PETROAN Calls for Urgent Refinery Revival
In a statement delivered by Dr Joseph Obele, the association's spokesperson, PETROAN emphasized the critical need for NNPC to repair and restart the country's moribund state-owned refineries. Specifically, the association highlighted the Area 5 Plant at the Port Harcourt Refinery and the Warri Refinery, which operated briefly before shutting down for profit evaluation. PETROAN argues that boosting local refining capacity would reduce Nigeria's exposure to volatile global oil markets and help stabilize fuel supply and prices domestically.
Global Conflicts Fuel Price Hikes
Billy Gillis-Harry, the National President of PETROAN, linked the rising cost of petroleum products to ongoing geopolitical conflicts. He explained that attacks on oil routes and infrastructure have created uncertainty in global supply chains, pushing crude oil prices higher. Speaking at an event organized by the Department of Petroleum Economics and Policy Studies at Ignatius Ajuru University of Education, Gillis-Harry warned that without intervention, petrol prices could approach N2,000 per litre, while diesel might reach about N3,000 per litre.
Current Fuel Price Trends
Gillis-Harry noted that before the current crisis, petrol sold for approximately N774 per litre but has now risen above N1,000 per litre, marking a 30% increase. Similarly, diesel prices have surged from around N950 per litre to over N1,400 per litre, a 49% rise. These increases are already impacting consumers and businesses across Nigeria.
Domestic Refining as a Long-Term Solution
PETROAN advocates for strengthening local refining operations as a sustainable solution to mitigate Nigeria's vulnerability to international market fluctuations. Gillis-Harry pointed out that Nigeria possesses abundant crude oil resources managed by NNPC, which could support stable domestic refining. He added that government-owned refineries are generally less exposed to global supply disruptions compared to private refineries reliant on imported crude.
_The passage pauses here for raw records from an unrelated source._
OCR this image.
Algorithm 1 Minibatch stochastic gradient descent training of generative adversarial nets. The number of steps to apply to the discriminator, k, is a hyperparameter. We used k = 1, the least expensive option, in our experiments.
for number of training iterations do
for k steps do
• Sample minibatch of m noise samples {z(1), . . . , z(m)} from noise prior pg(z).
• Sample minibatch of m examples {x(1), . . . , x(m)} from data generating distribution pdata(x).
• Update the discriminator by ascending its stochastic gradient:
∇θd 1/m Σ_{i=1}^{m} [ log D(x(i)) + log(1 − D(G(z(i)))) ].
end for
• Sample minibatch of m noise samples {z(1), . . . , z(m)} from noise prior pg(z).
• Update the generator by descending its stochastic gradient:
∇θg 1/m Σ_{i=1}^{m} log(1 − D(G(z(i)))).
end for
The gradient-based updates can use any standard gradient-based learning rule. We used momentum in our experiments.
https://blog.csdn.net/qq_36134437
Economic Implications of Rising Fuel Costs
The PETROAN president warned that continued fuel price hikes could exacerbate inflation and raise transportation and goods costs nationwide. Petrol remains essential for daily mobility, while diesel is widely used in manufacturing and industrial activities, making any price increase a significant economic burden.
Dangote Refinery Adjusts Prices
In related news, the Dangote Petroleum Refinery has increased its ex-depot price of petrol for the fourth time, raising it from N995 to N1,175 per litre. Diesel prices have also been adjusted to N1,620 per litre. Industry sources indicate that this revision reflects ongoing market pressures and has been communicated to fuel marketers.
Despite these challenges, Gillis-Harry expressed optimism that the reform policies of President Bola Ahmed Tinubu could eventually support economic growth and improve conditions for Nigerians. However, PETROAN stresses that immediate action on refinery repairs is crucial to prevent further price escalations and protect the economy from global shocks.